2020 is well underway, nearing the end of January. It’s been a great start to the year. I would say, looking back in time, at 2019 last year, last year was an interesting year, a year that became a slow-motion crisis, or a crisis that ran its course in slow motion, culminating in a profound crisis, the end of the year and December. A Crisis, of which I won’t go into the details of. But it was profound and it was major and it was a moment that was self-initiated, preceded by some things that were not self-initiated but came at me. The profound crisis threw me into, gently but firmly into 2020. This year I would see as a year of growth, gentle growth, dynamic growth, sustainable growth, healing, healing from the smarts and wounds and bruises and knocks and trials and tribulations that defined a good deal of the slow-motion crisis of last year.

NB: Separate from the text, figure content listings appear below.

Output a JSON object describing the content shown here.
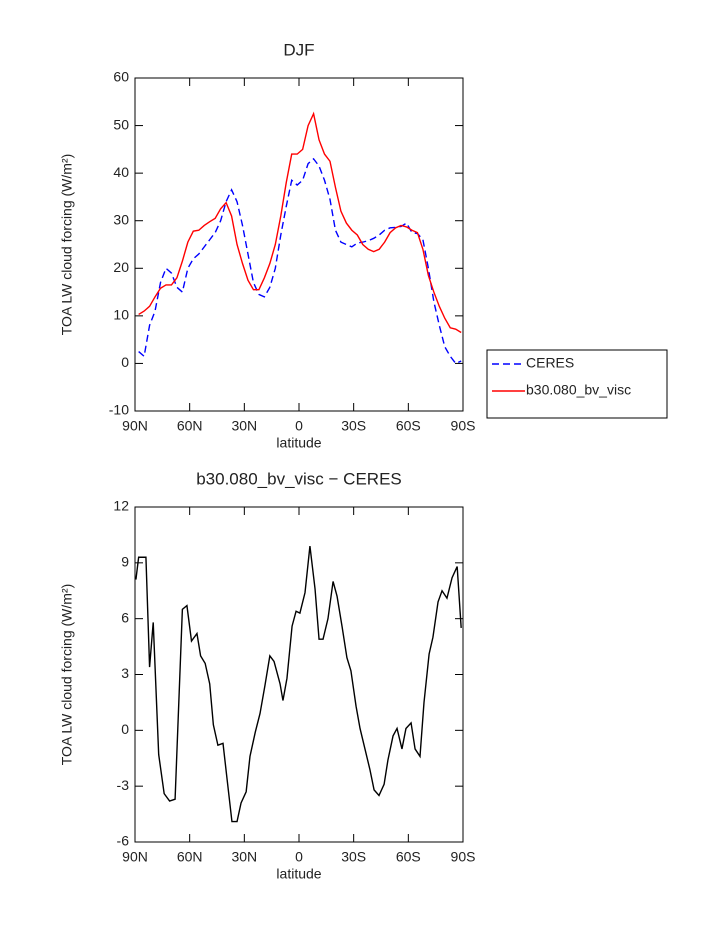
{
  "chart_data": [
    {
      "type": "line",
      "title": "DJF",
      "xlabel": "latitude",
      "ylabel": "TOA LW cloud forcing (W/m²)",
      "x": [
        88,
        85,
        82,
        79,
        76,
        73,
        70,
        67,
        64,
        61,
        58,
        55,
        52,
        49,
        46,
        43,
        40,
        37,
        34,
        31,
        28,
        25,
        22,
        19,
        16,
        13,
        10,
        7,
        4,
        1,
        -2,
        -5,
        -8,
        -11,
        -14,
        -17,
        -20,
        -23,
        -26,
        -29,
        -32,
        -35,
        -38,
        -41,
        -44,
        -47,
        -50,
        -53,
        -56,
        -59,
        -62,
        -65,
        -68,
        -71,
        -74,
        -77,
        -80,
        -83,
        -86,
        -89
      ],
      "series": [
        {
          "name": "CERES",
          "color": "#0000ff",
          "line_style": "dashed",
          "values": [
            2.5,
            1.5,
            8,
            11,
            17,
            20,
            19,
            16,
            15,
            20,
            22,
            23,
            24.5,
            26,
            27.5,
            30,
            34,
            36.5,
            34,
            29,
            23,
            17,
            14.5,
            14,
            16,
            20,
            27,
            33,
            38.5,
            37.5,
            38.5,
            42,
            43,
            41.5,
            38.5,
            34.5,
            28,
            25.5,
            25,
            24.5,
            25.3,
            25.5,
            25.8,
            26.3,
            27,
            28,
            28.5,
            28.6,
            28.8,
            29.5,
            27.5,
            27.3,
            26,
            20,
            13,
            8,
            3.5,
            1.5,
            0,
            0.5
          ]
        },
        {
          "name": "b30.080_bv_visc",
          "color": "#ff0000",
          "line_style": "solid",
          "values": [
            10.3,
            11,
            12,
            14,
            15.8,
            16.5,
            16.5,
            18,
            21.5,
            25.5,
            27.8,
            28,
            29,
            29.8,
            30.5,
            32.5,
            33.8,
            31,
            25,
            21,
            17.5,
            15.5,
            15.5,
            18,
            21,
            25,
            31,
            38,
            44,
            44,
            45,
            50,
            52.5,
            47,
            44,
            42.5,
            37,
            32,
            29.5,
            28,
            27,
            25,
            24,
            23.5,
            24,
            25.5,
            27.5,
            28.5,
            29,
            28.7,
            28,
            27.5,
            24,
            18.5,
            15,
            12,
            9.5,
            7.5,
            7.2,
            6.5
          ]
        }
      ],
      "xlim": [
        90,
        -90
      ],
      "xticks": [
        {
          "value": 90,
          "label": "90N"
        },
        {
          "value": 60,
          "label": "60N"
        },
        {
          "value": 30,
          "label": "30N"
        },
        0,
        {
          "value": -30,
          "label": "30S"
        },
        {
          "value": -60,
          "label": "60S"
        },
        {
          "value": -90,
          "label": "90S"
        }
      ],
      "ylim": [
        -10,
        60
      ],
      "yticks": [
        -10,
        0,
        10,
        20,
        30,
        40,
        50,
        60
      ],
      "legend": "outside-right"
    },
    {
      "type": "line",
      "title": "b30.080_bv_visc − CERES",
      "xlabel": "latitude",
      "ylabel": "TOA LW cloud forcing (W/m²)",
      "x": [
        89.5,
        88,
        84,
        82,
        80,
        77,
        74,
        71,
        68,
        64,
        61.5,
        59,
        56,
        54,
        51.5,
        49,
        47,
        44.5,
        41.7,
        39.5,
        36.8,
        34,
        31.8,
        29,
        26.9,
        24,
        21.4,
        18.7,
        16,
        13.7,
        10.4,
        8.8,
        6.6,
        3.8,
        1.6,
        -0.5,
        -3.3,
        -6,
        -8.8,
        -11,
        -13.2,
        -15.9,
        -18.7,
        -20.9,
        -23.6,
        -26.3,
        -28.5,
        -31.3,
        -33.5,
        -36.2,
        -38.9,
        -41.2,
        -43.9,
        -46.7,
        -48.8,
        -51.6,
        -53.8,
        -56.5,
        -58.7,
        -61.5,
        -63.7,
        -66.4,
        -68.6,
        -71.4,
        -73.5,
        -76.3,
        -78.5,
        -81.2,
        -84,
        -86.8,
        -89
      ],
      "values": [
        8.1,
        9.3,
        9.3,
        3.4,
        5.8,
        -1.3,
        -3.4,
        -3.8,
        -3.7,
        6.5,
        6.7,
        4.8,
        5.2,
        4.0,
        3.6,
        2.5,
        0.3,
        -0.8,
        -0.7,
        -2.6,
        -4.9,
        -4.9,
        -3.9,
        -3.3,
        -1.4,
        -0.1,
        0.9,
        2.4,
        4.0,
        3.7,
        2.5,
        1.6,
        2.8,
        5.6,
        6.4,
        6.3,
        7.4,
        9.9,
        7.6,
        4.9,
        4.9,
        6.0,
        8.0,
        7.2,
        5.6,
        3.9,
        3.2,
        1.3,
        0.1,
        -1.0,
        -2.1,
        -3.2,
        -3.5,
        -2.9,
        -1.6,
        -0.3,
        0.1,
        -1.0,
        0.1,
        0.4,
        -1.0,
        -1.4,
        1.5,
        4.1,
        5.0,
        6.9,
        7.5,
        7.1,
        8.2,
        8.8,
        5.5
      ],
      "color": "#000000",
      "line_style": "solid",
      "xlim": [
        90,
        -90
      ],
      "xticks": [
        {
          "value": 90,
          "label": "90N"
        },
        {
          "value": 60,
          "label": "60N"
        },
        {
          "value": 30,
          "label": "30N"
        },
        0,
        {
          "value": -30,
          "label": "30S"
        },
        {
          "value": -60,
          "label": "60S"
        },
        {
          "value": -90,
          "label": "90S"
        }
      ],
      "ylim": [
        -6,
        12
      ],
      "yticks": [
        -6,
        -3,
        0,
        3,
        6,
        9,
        12
      ]
    }
  ]
}
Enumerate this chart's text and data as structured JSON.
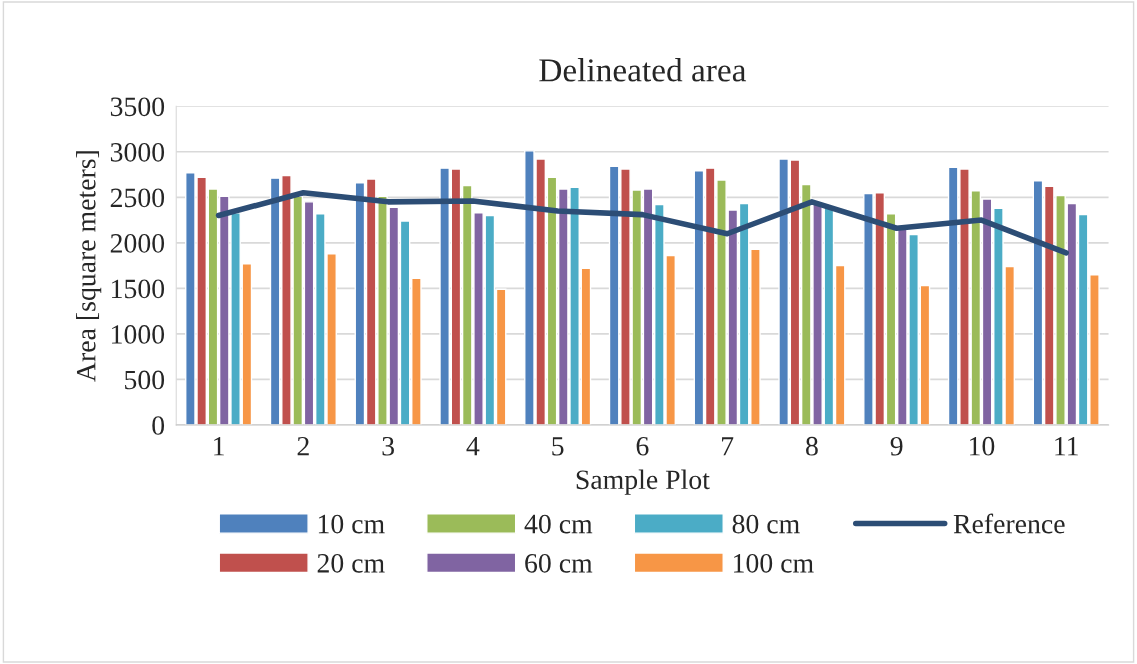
{
  "chart_data": {
    "type": "bar",
    "title": "Delineated area",
    "xlabel": "Sample Plot",
    "ylabel": "Area [square meters]",
    "categories": [
      "1",
      "2",
      "3",
      "4",
      "5",
      "6",
      "7",
      "8",
      "9",
      "10",
      "11"
    ],
    "series": [
      {
        "name": "10 cm",
        "color": "#4f81bd",
        "values": [
          2770,
          2710,
          2660,
          2820,
          3010,
          2840,
          2790,
          2920,
          2540,
          2830,
          2680
        ]
      },
      {
        "name": "20 cm",
        "color": "#c0504d",
        "values": [
          2720,
          2740,
          2700,
          2810,
          2920,
          2810,
          2820,
          2910,
          2550,
          2810,
          2620
        ]
      },
      {
        "name": "40 cm",
        "color": "#9bbb59",
        "values": [
          2590,
          2510,
          2510,
          2630,
          2720,
          2580,
          2690,
          2640,
          2320,
          2570,
          2520
        ]
      },
      {
        "name": "60 cm",
        "color": "#8064a2",
        "values": [
          2510,
          2450,
          2390,
          2330,
          2590,
          2590,
          2360,
          2430,
          2170,
          2480,
          2430
        ]
      },
      {
        "name": "80 cm",
        "color": "#4bacc6",
        "values": [
          2330,
          2320,
          2240,
          2300,
          2610,
          2420,
          2430,
          2410,
          2090,
          2380,
          2310
        ]
      },
      {
        "name": "100 cm",
        "color": "#f79646",
        "values": [
          1770,
          1880,
          1610,
          1490,
          1720,
          1860,
          1930,
          1750,
          1530,
          1740,
          1650
        ]
      },
      {
        "name": "Reference",
        "type": "line",
        "color": "#2c4d75",
        "values": [
          2300,
          2550,
          2450,
          2460,
          2350,
          2310,
          2100,
          2450,
          2160,
          2250,
          1890
        ]
      }
    ],
    "ylim": [
      0,
      3500
    ],
    "yticks": [
      0,
      500,
      1000,
      1500,
      2000,
      2500,
      3000,
      3500
    ],
    "grid": "y",
    "legend": "bottom"
  }
}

Being under the bridge, being under this bridge feels good because it’s a bridge that’s not going to fall down on me. And it’s a bridge that bridges a beautiful stretch of water called the Isar. And winter is a gorgeous season. And so is spring and so is summer, and so is autumn. In fact, all the seasons are really lovely in their own unique, individual way. So I’ll leave that as that, on a note of silence, ripples in the water, sunlight catching the water’s surface and having that lovely glistening effect.
And that’s it.
how things have changed!
Haven’t they just Kira! Only 2 weeks ago (or perhaps it was a tiny bit longer ago) I was skyping with a US lady, who was planning her cultural 3 months trip to Germany and Holland. She asked me about the situation and with good conscience, I said things were not so bad in Germany but it was good she wasn’t going to Italy. a week if not a few days later – the shit well and truly hit the fan. My own personal crisis very much prepared me to be well-equipped for current events. My healing continues unabated and Mother Nature doesn’t seem to give a monkeys about the coronavirus. It is a monumental crisis – a disruption of epic proportions. It’s incredible and offers so many opportunities of a positive kind. Of course, I am truly sorry for all the suffering this also means.